Les Portes de la nuit (1946) de Marcel Carné

Les portes de la nuitA Paris, un soir de l’hiver qui a suivi la Libération, Jean Diego retrouve l’un de ses anciens camarades de Résistance. Alors qu’ils fêtent leurs retrouvailles dans un petit restaurant, un homme étrange qui prétend être le Destin, lui prédit qu’il va rencontrer la femme la plus belle du monde… Les Portes de la nuit est souvent considéré le dernier des « grands films » de Marcel Carné. C’est en tous cas, le dernier représentant de ce courant du « réalisme poétique » typique du cinéma français des années trente et le dernier film du tandem formé par Marcel Carné et Jacques Prévert. La gestation du film fut difficile (budget, acteurs) mais si le film est plutôt en deçà des grandes créations de ce merveilleux duo, c’est principalement du fait de l’interprétation. Au lieu du couple Marlene Dietrich / Jean Gabin initialement prévu, ce furent deux débutants qui tinrent les rôles principaux, Yves Montand et Nathalie Nattier ; assez logiquement, ils manquent de présence pour cette histoire très forte, superbement écrite, et qui mêle un amour impossible à l’épineuse question de la recherche des collabos. La musique de Joseph Kosma est remarquable avec, en point d’orgue, la chanson Les Feuilles mortes qui deviendra un impérissable classique. Les Portes de la nuit fut accueilli assez fraîchement et ce n’est que bien plus tard qu’il sera mieux considéré. Même si l’on peut regretter l’absence de grands acteurs qui l’auraient certainement propulsé au niveau de chef d’oeuvre, le film reste un grand film, à la fois beau et marquant.
Elle:
Lui : 4 étoiles

Acteurs: Pierre Brasseur, Serge Reggiani, Yves Montand, Nathalie Nattier, Saturnin Fabre, Raymond Bussières, Jean Vilar, Julien Carette
Voir la fiche du film et la filmographie de Marcel Carné sur le site IMDB.
Voir la fiche du film sur AlloCiné.

Voir les autres films de Marcel Carné chroniqués sur ce blog…

Remarques :
* La collaboration Carné/Prévert avait débuté dix ans plus tôt avec Jenny (1936). Elle a engendré des grands classiques du cinéma français : Drôle de drame (1937), Le Quai des brumes (1938), Le jour se lève (1939), Les Visiteurs du soir (1942), Les enfants du Paradis (1945). La seule infidélité de Carné à Prévert fut Hôtel du Nord (1938).
* « Ouvrir les portes de la nuit, autant rêver d’ouvrir les portes de la mer, le flot effacerait l’audacieux. » (Paul Eluard)
* Marlene Dietrich a refusé tout net interpréter la fille d’un collabo et Jean Gabin préférait tourner Martin Roumagnac, un rôle qui lui tenait à coeur.
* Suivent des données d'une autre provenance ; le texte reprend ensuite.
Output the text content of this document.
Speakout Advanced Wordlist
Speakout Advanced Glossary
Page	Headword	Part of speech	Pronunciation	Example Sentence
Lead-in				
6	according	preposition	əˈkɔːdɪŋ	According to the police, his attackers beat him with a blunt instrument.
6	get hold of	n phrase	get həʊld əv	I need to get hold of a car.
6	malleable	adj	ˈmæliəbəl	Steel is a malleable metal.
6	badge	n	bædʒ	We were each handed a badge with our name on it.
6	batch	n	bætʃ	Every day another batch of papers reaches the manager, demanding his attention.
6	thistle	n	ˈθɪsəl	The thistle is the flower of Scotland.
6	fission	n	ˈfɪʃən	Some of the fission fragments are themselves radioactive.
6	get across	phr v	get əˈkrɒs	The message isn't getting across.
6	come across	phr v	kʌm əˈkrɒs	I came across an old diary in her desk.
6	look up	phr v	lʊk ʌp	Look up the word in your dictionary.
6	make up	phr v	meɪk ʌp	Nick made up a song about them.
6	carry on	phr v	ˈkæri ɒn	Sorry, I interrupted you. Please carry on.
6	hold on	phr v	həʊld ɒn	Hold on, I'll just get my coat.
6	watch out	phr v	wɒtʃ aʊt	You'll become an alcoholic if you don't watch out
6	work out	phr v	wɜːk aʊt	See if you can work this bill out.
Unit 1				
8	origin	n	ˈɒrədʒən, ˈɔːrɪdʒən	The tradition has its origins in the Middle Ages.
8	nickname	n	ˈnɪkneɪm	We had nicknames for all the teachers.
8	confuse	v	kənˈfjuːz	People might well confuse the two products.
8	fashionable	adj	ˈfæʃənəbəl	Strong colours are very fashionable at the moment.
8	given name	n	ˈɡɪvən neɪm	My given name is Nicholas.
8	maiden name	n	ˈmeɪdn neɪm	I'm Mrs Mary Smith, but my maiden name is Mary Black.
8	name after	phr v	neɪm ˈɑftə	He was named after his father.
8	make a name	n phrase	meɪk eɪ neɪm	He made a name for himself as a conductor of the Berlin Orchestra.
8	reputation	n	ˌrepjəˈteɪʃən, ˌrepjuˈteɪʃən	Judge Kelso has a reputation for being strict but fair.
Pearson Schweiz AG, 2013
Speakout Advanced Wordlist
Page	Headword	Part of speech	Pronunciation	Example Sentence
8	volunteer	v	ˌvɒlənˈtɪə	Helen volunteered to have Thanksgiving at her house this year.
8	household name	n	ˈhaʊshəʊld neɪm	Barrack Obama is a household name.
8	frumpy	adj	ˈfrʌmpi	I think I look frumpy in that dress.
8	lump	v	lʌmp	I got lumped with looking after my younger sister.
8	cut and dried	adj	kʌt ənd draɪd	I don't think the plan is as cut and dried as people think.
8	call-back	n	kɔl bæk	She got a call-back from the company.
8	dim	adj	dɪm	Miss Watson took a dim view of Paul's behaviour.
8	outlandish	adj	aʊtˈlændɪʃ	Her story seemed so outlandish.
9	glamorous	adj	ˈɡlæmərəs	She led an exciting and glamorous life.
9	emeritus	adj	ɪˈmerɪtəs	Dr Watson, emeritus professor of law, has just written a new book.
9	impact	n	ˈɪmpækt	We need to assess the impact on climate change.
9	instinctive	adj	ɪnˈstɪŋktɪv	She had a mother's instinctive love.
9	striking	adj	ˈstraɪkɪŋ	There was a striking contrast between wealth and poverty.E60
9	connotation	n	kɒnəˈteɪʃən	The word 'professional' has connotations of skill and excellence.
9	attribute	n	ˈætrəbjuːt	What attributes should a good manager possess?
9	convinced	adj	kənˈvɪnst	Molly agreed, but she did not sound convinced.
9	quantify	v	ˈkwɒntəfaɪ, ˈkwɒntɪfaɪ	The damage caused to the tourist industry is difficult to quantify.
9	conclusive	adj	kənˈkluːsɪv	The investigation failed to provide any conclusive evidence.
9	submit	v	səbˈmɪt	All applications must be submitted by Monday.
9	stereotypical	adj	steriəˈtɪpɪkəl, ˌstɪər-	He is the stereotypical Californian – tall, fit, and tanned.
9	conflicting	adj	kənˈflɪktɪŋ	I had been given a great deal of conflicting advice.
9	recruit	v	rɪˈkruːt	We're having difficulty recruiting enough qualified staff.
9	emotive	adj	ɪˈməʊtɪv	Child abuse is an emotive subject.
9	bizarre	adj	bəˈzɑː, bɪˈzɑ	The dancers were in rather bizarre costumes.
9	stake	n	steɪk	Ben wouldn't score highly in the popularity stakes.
2 réflexions sur « Les Portes de la nuit (1946) de Marcel Carné »

  1. LE MONTREUR DE MARIONNETTES

    Les Portes de la nuit, s’ouvrent de plein jour. Un lent mouvement, gauche droite. Sur Paris panoramiqué depuis la Butte Montmartre, tandis qu’une voix nous rappelle qu’en ce mois de Février 45, la guerre n’est pas finie et que la ville cache encore, surtout au Nord, « ses grandes misères et ses terribles secrets ». Le métro aérien nous emmène depuis Jaurès. Et l’on descend avec le probable Héros/Montand et cet Inconnu/Vilar qui lui dit (il ne lui demande pas) qu’il descend là, lui aussi….Nous y voilà.
    Au théâtre, évidemment.
    On entre en scène. Décor: Métro puis quartier Barbes-Rochechouart.
    Deux heures plus tard, les Portes de la Nuit, se ferment à nous au petit jour. Diego (re)prend le premier métro. A Barbes Rochechouart. L’Inconnu qui n’en est plus tout à fait un, le regarde monter les marches. La grue du travelling les accompagne. Diego vers le quai et ailleurs. L’Autre, le Destin reste là. Un lent pano, droite gauche sur Paris: FIN.
    Comment pouvait-on, à la fin de la guerre oser un huis clos tragique et transformer un quartier populaire de ce Paris tout juste libéré en un monde perdu et désolé ?
    Avait-on alors le «droit» d’exposer des collabos, en chair, en os et en famille, voisinant (mal) encore avec des résistants ou bien leurs victimes ?
    Dietrich et Gabin eurent, sans doute, peur d’une telle audace et préférèrent tourner un excellent mais plus confortable scénario (Martin Roumagnac) de Pierre Véry sous la direction de l’ex assistant de Jean Grémillon (Georges Lacombe). Un film «sorti» deux semaines après les Portes.
    Pour ces Portes, la critique se ferma. Il y eut de la Haine, parfois mêlée de lâcheté: Louis Chauvet, du Figaro, ordonna à Carné, par courrier, le 1er janvier 47, de ne plus travailler désormais avec Prévert.
    Il y eut de l’incompréhension, souvent cachée par une astuce critique:
    Style: Séparons le fond de la forme.
    Exemples: «La sentimentalité de Prévert, colorée d’une magie de quat’ sous, et la recherche d’effets puissants de Carné se révèlent inopérantes, sans épices (Jean Georges Auriol, La revue du Cinéma), ou: «De beaux morceaux bâtis sur une erreur(…) Les Portes de la nuit s’égarent dans une histoire mal faite (Georges Altman. L’Ecran Français. 10/12/1947). Enfin des reniements: «Croyez-vous que la technique, la perfection et le grand nom suffisent à transporter une mauvaise histoire vers le succès ? » «l’ami» Pierre Brasseur lui-même (Cinémonde, 3 Juin 1947)
    On tira le rideau. Les «sorties» de l’intéressant « Bataille du Rail » et du sublime « Rome ville ouverte » rejetaient le réalisme poétique et ces Portes à des années Lumière du modernisme….et du progrès de l’Art cinématographique.
    Plus tard, plus objectif, armé d’imparables arguments, le meilleur des critiques enfonça le clou: « La poétique lâchait le réalisme. Mais la réalité elle lâchait le réalisme poétique» Et pourquoi ? Parce que: «On (les auteurs) n’avait pas besoin d’un métro existant, mais d’un décor. Il ne s’agissait pas d’ancrer le réel mais de s’embarquer vers les songes» (Jean Douchet. Paris Cinéma. 1987).
    Mais de quoi parlait-on au juste ? Sans doute pas du film « Les Portes de la Nuit ».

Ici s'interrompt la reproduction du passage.